Orfeo in paradiso e Il Velocifero sono due libri che hanno la misura e il passo dei libri importanti, belli, letterariamente densi di “momenti” che ricadono nel linguaggio e nel pensiero perché pregni di significati, desideri, assonanze, misteri, sospensioni e disvelamenti, come solo i grandi romanzi sanno fare.

Non possiamo dimenticarci di autori italiani come Santucci, o come il Mario Pomilio del Quinto Evangelio,  come Piero Chiara, come Sergio Atzeni…), autori diversi accomunati dal bene prezioso di averci dato una lingua importante e dei libri  che rimarranno accanto ai lettori a dispetto dei ripetuti tentativi degli editori e del mercato editoriale di cancellare tutto ciò che non è facilmente “consumabile”. Dobbiamo riscoprire questi libri, dobbiamo rileggerli, dobbiamo consigliarli, e ogni tanto dobbiamo anche pretendere di andare oltre i pensieri di una critica troppo etichettatrice o peggio svagata e persino incapace di scegliere in autonomia ciò che legge e critica. Dobbiamo anche recuperare il rapporto con i libri, con i testi, e non con il “personaggio autore” durante le presentazioni e i festival che da anni ormai ci obbligano a sorbirci senza motivo.

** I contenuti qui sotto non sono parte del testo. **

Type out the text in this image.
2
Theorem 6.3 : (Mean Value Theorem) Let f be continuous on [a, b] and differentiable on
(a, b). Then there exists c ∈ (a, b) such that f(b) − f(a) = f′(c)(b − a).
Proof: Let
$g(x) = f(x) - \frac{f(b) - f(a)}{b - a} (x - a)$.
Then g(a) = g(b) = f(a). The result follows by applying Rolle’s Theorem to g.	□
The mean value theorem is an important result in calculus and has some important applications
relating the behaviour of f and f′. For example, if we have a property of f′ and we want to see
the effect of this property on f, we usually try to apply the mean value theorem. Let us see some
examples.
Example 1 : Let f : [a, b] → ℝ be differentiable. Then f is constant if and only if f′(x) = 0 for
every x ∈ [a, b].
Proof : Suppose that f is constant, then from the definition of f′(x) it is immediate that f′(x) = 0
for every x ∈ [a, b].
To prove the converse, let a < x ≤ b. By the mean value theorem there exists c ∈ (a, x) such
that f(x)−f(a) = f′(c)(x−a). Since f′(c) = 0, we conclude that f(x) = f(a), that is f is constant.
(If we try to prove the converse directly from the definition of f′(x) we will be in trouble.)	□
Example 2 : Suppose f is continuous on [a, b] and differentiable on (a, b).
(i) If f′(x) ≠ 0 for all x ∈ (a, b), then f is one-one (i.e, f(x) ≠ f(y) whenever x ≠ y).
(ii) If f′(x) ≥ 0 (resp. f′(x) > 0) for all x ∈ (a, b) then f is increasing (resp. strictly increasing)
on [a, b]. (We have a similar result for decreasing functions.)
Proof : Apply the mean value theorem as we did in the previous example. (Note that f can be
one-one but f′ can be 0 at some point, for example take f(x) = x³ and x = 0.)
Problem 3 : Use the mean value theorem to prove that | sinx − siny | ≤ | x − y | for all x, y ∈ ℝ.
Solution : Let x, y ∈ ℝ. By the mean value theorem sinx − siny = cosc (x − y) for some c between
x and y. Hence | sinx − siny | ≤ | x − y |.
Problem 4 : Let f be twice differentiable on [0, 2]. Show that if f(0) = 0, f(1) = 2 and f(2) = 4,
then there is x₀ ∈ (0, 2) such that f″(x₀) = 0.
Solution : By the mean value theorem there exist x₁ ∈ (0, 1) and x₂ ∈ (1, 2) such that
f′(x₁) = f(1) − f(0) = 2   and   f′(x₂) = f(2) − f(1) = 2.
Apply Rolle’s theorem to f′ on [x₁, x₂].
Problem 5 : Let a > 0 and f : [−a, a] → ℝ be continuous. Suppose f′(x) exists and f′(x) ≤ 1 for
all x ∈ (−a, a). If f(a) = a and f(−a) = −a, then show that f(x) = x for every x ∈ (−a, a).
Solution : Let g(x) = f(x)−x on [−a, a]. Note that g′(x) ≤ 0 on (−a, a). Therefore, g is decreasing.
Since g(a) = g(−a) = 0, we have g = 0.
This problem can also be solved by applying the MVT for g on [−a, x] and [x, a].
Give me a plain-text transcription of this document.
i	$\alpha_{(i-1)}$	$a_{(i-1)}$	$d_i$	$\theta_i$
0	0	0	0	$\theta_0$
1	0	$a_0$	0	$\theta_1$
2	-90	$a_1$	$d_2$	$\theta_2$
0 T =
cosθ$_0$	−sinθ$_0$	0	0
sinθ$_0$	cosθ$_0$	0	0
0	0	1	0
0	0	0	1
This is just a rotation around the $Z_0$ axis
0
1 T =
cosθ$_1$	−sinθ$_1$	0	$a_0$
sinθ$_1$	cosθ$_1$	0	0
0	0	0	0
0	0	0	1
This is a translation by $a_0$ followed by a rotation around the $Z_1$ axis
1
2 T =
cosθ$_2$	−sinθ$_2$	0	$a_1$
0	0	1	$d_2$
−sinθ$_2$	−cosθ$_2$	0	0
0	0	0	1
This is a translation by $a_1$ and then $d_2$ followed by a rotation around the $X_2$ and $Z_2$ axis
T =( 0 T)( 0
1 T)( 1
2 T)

Santucci è uno scrittore importante perché la sostanza della sua scrittura è fatta di un vero confronto con la parola, un confronto che forse viaggia su due temi principali che riecheggiano anche in questi due romanzi: il Passato e Il Male, due concetti su cui Santucci costruisce il perno del suo riflettere nel raccontare.

Ma c’è una terza cosa che colma i romanzi di Santucci più di ogni altra cosa, e questa cosa si chiama Grazia. La Grazia, che alcuni hanno forse inteso come qualcosa di divino legato alla religiosità, io la intendo piuttosto come sembra già emanare e procedere dalle parole che Santucci pare aver detto e che evocavo all’inizio “Io credo in Dio ma anche nella parola”, perché a mio avviso in molte delle parole che ci ha intessuto sotto gli occhi questo scrittore la grazia è riuscito ad infonderla davvero. E non è cosa da poco.

Simone Battig


[1] Il Velocifero, come detto nella quarta di copertina dell’edizione Oscar Mondadori, era la diligenza per viaggi celeri utilizzata negli ultimi anni dell’Ottocento, una diligenza sostanzialmente con meno fermate di quelle normali.